Non riusciremo a superare quel contrasto prendendo le distanze dalle disgrazie altrui. L’unico modo per vincere la nostra lotta contro i “flagelli sociali” è di condurla collettivamente.
Ho quindi l’impressione, con buona pace dei suoi tre gruppi… di continuità, che le “ricette salvifiche” illustrate da Lynda Gratton impallidiscano di fronte allo stato di necessità che presto saremo costretti ad affrontare (almeno qui in Italia). E ho invece la sensazione che esempi come quello rappresentato dalla famiglia dell’Alpino, radicalmente immersa, anzi, elemento costitutivo e sintesi perfetta dei concetti di tradizione, comunità e condivisione (quella ricotta era squisita e il carretto di cui avevo bisogno mi verrà puntualmente prestato), siano la vera e unica via d’uscita.
Ciao Andrea, sicuramente tu già lo conosci ma mi ha fatto venire in mente il film che ho trovato ieri, come al solito spulciando su you tube.
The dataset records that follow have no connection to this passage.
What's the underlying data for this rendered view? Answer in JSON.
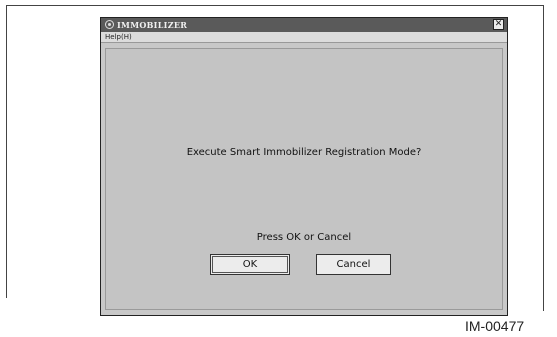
{
  "window": {
    "title": "IMMOBILIZER",
    "title_icon": "app-icon",
    "close_glyph": "✕"
  },
  "menu": {
    "help_label": "Help(H)"
  },
  "dialog": {
    "prompt": "Execute Smart Immobilizer Registration Mode?",
    "hint": "Press OK or Cancel",
    "ok_label": "OK",
    "cancel_label": "Cancel"
  },
  "figure": {
    "id": "IM-00477"
  }
}
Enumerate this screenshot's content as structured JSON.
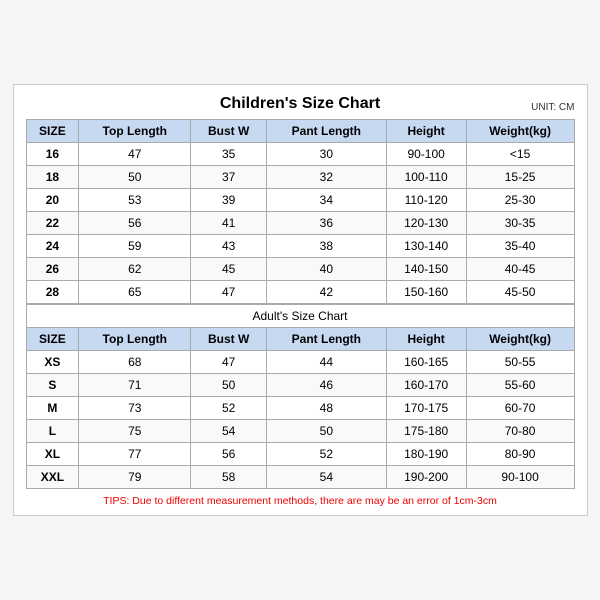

Si chiama “Vivere senza soldi, film completo”. E’ bellissima la parte in cui si parla della disuguaglianza. Così bella che l’ho vista e rivista un sacco di volte. E’ un film splendido con una scena finale senza uguali. Metto il link che magari può essere utile a qualcuno che magari lo trova bello come l’ho trovato io.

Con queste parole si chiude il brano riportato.